Billions of dollars were spent globally by the biopharma industry to develop therapies aimed at removing these plaques, in the hope that this would be sufficient to treat the disease. Despite promising early results, late-stage trials of amyloid-targeting drugs from industry giants including Biogen, Merck, Eli Lilly, Pfizer, and Roche were dismal failures across the board.

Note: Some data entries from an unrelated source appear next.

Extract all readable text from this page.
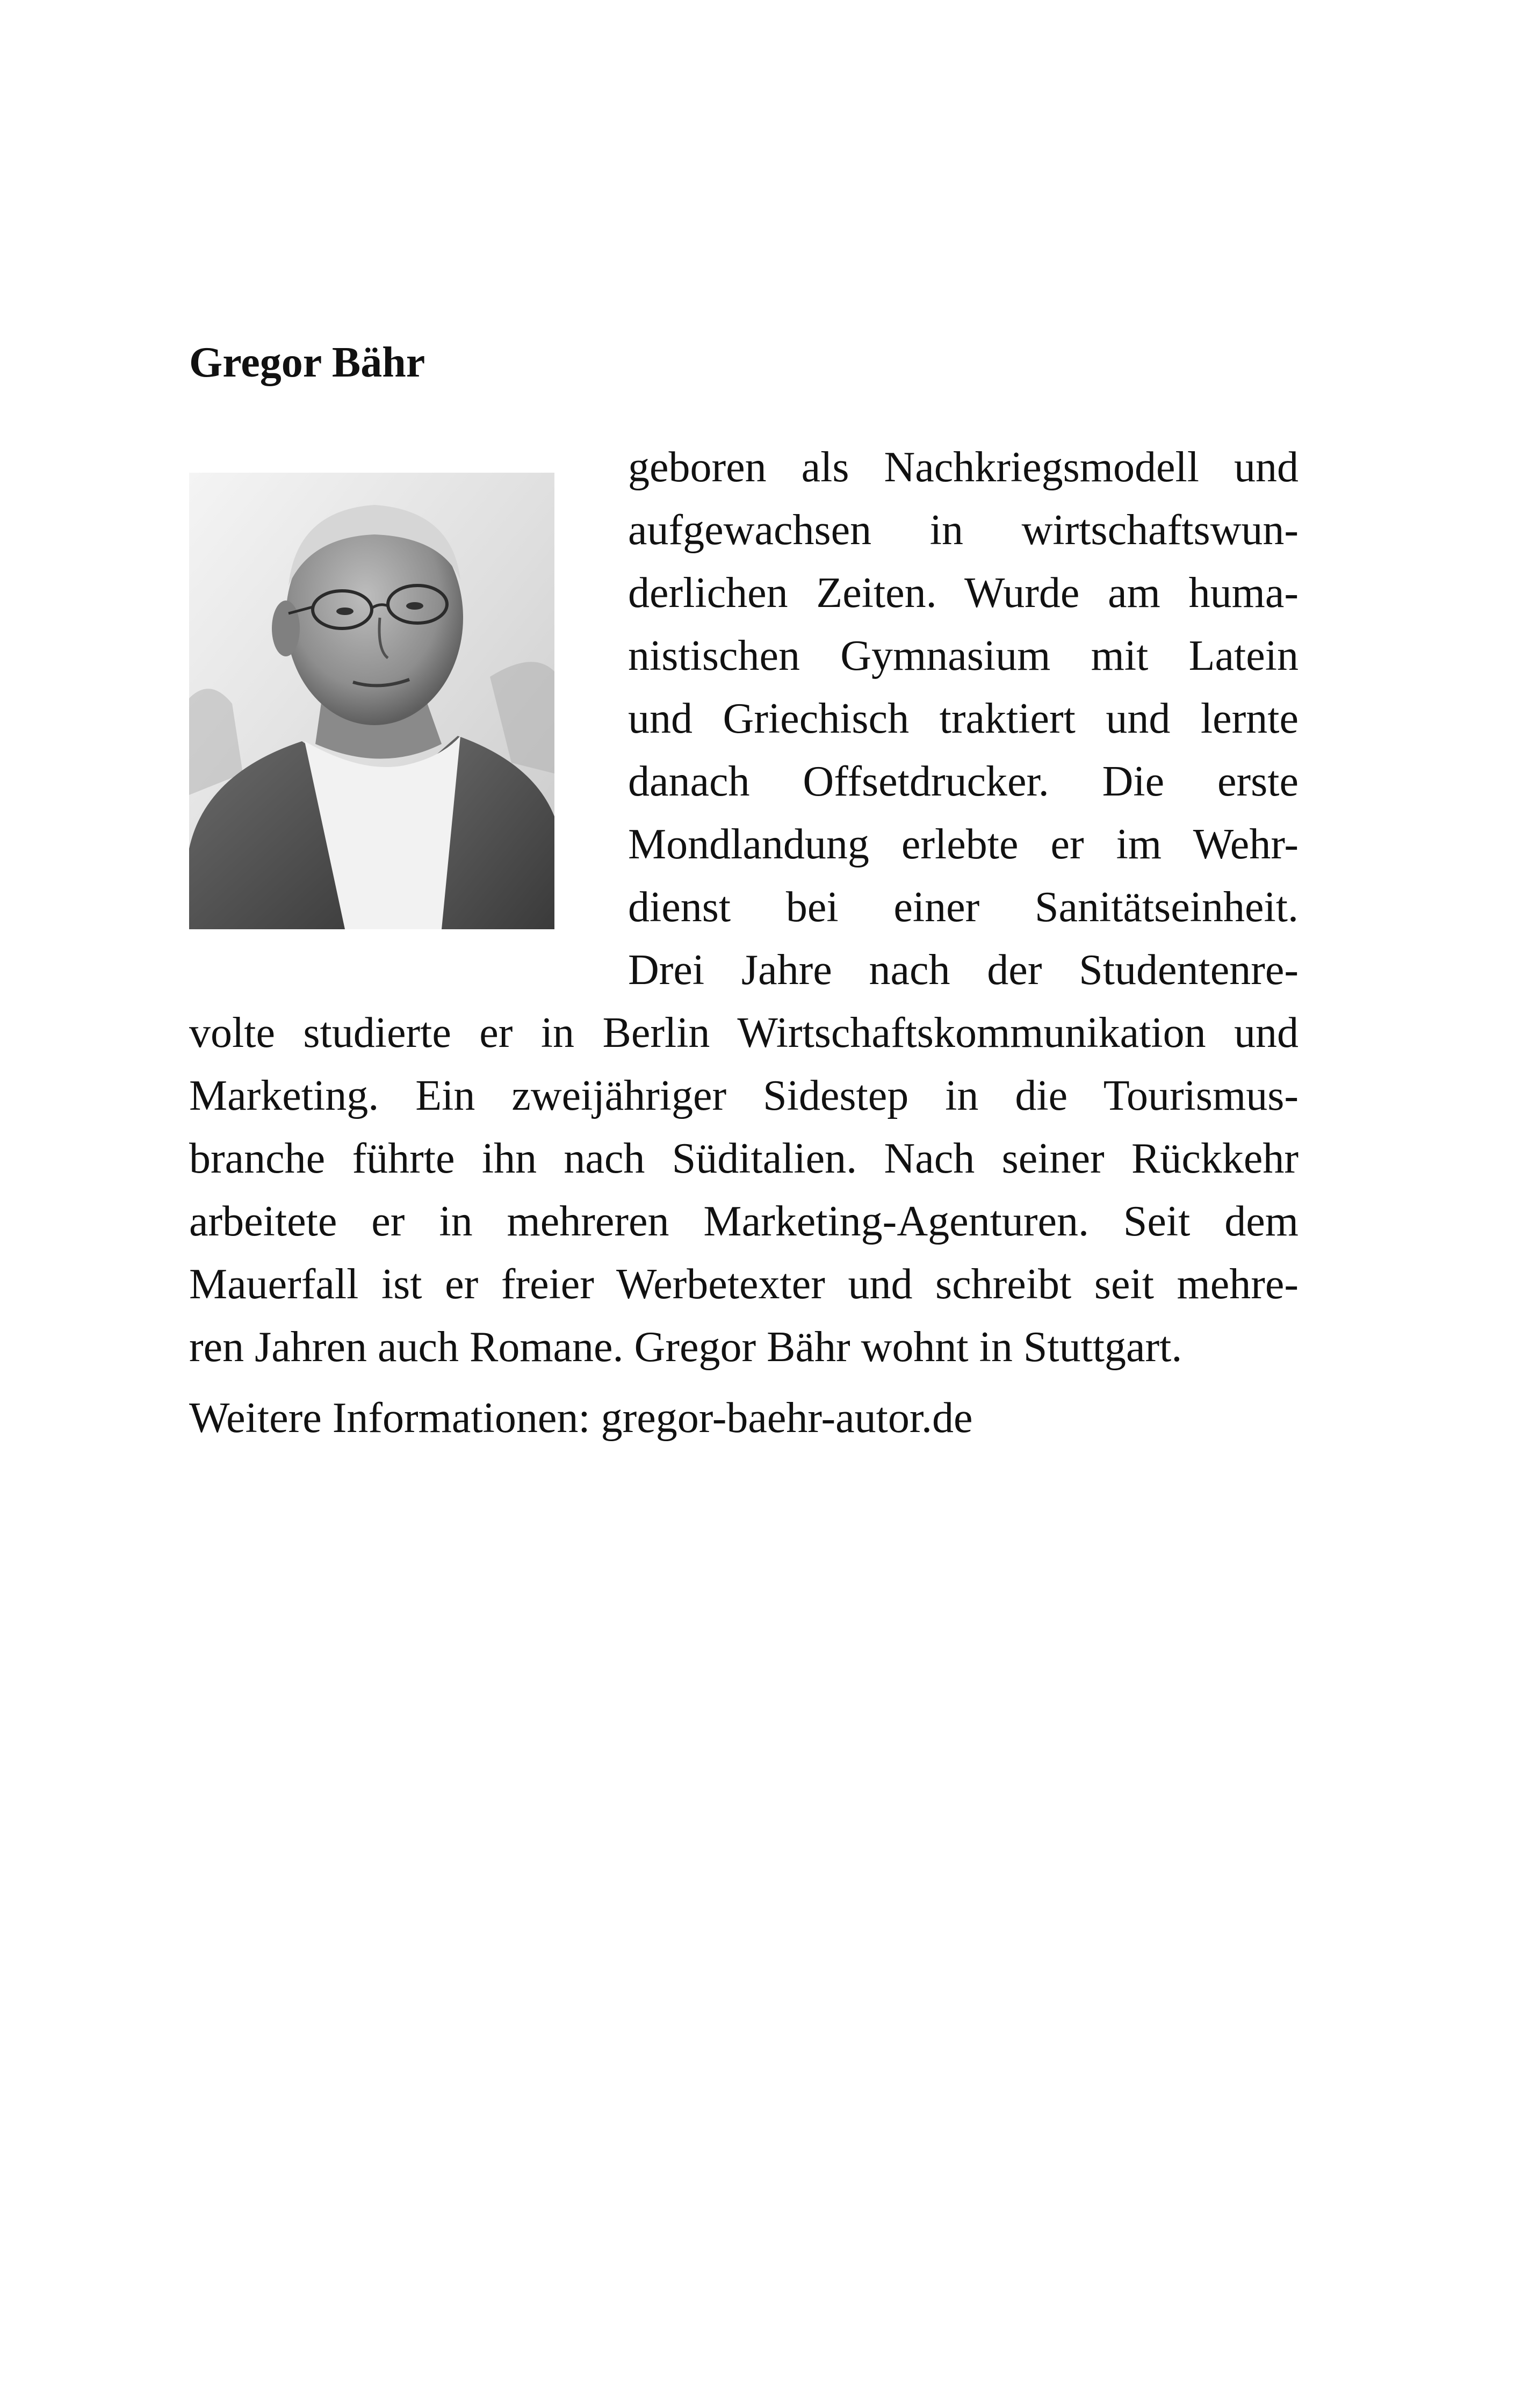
Gregor Bähr

geboren als Nachkriegsmodell und

aufgewachsen in wirtschaftswun-

derlichen Zeiten. Wurde am huma-

nistischen Gymnasium mit Latein

und Griechisch traktiert und lernte

danach Offsetdrucker. Die erste

Mondlandung erlebte er im Wehr-

dienst bei einer Sanitätseinheit.

Drei Jahre nach der Studentenre-

volte studierte er in Berlin Wirtschaftskommunikation und

Marketing. Ein zweijähriger Sidestep in die Tourismus-

branche führte ihn nach Süditalien. Nach seiner Rückkehr

arbeitete er in mehreren Marketing-Agenturen. Seit dem

Mauerfall ist er freier Werbetexter und schreibt seit mehre-

ren Jahren auch Romane. Gregor Bähr wohnt in Stuttgart.

Weitere Informationen: gregor-baehr-autor.de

Meanwhile, a select few set their sights on a different target entirely: a small protein called tau. Under normal conditions, tau plays a variety of important roles in the brain including stabilizing the microtubules of neurons. In the brains of Alzheimer’s patients, however, tau is known to aggregate and form ‘neurofibrillary tangles’, which are considered a key marker of the disease.
Targeting the tau protein is the premise behind Axon Neuroscience, a Slovakian biotech company founded by Michal Novak, who has been researching this molecule since the 1980s.
“Our founder, Professor Michal Novak, was involved with the initial discovery of the impact of the tau protein on Alzheimer’s development at the Laboratory of Molecular Biology, MRC, in Cambridge, UK. We’ve held on to that thesis for all this time, even though the consensus was for amyloid-beta as being the main research subject for Alzheimer’s,” said Norbert Zilka, Chief Scientific Officer of Axon Neuroscience.
Novak proposed that there was a structural difference between the pathological form of the tau protein present in the brains of people with Alzheimer’s that was not found in healthy brains. “At the time, no one believed him because there was no information available about the structure of those proteins.”
There were studies as far back as 1991 pointing at the fact that tau aggregates were the main driver of cognitive decline in Alzheimer’s disease. According to Zilka, the data has increasingly shown that amyloid-beta aggregates may be a factor that influences the speed of the decline, but not the cause. Still, the general consensus was to stick with the amyloid hypothesis.
“Fifteen or 20 years ago, it was very difficult to publish some interesting data on tau protein in the most prestigious scientific journals because they generally preferred amyloid based research to tau,” Zilka explained. “For many of the really large companies staking so much on the amyloid hypothesis, there was so much money at stake that they had to keep going.”
Despite these obstacles, Novak returned to Bratislava and, in 1999, he founded Axon Neuroscience.
“Our first aim was to prove whether tau is really structurally modified in Alzheimer’s disease brains, so we performed a very extensive proteomic analysis of tau proteins in the brain of healthy subjects and also Alzheimer’s patients. We found that there is a striking difference between the tau proteins in these two groups,” Zilka explained.
The researchers discovered that, in individuals with Alzheimer’s, the tau protein lost its naturally flexible structure, taking on a more firm structure that makes it form aggregates, thus giving rise to the neurofibrillary tangles that were observed in the brain of the patients.
Identifying tau’s Achilles heel
“We’ve been swimming against the tide from the beginning because we thought that the most important target is not tau as such, but a small area of the protein,” said Zilka.
This area is where tau proteins interact with each other, forming aggregates. The team at Axon was able to identify it by developing an antibody that blocked the interaction between tau proteins by targeting that small region.
“We had identified the Achilles heel of the tau protein: the most vulnerable area responsible for pathological interaction between tau proteins.”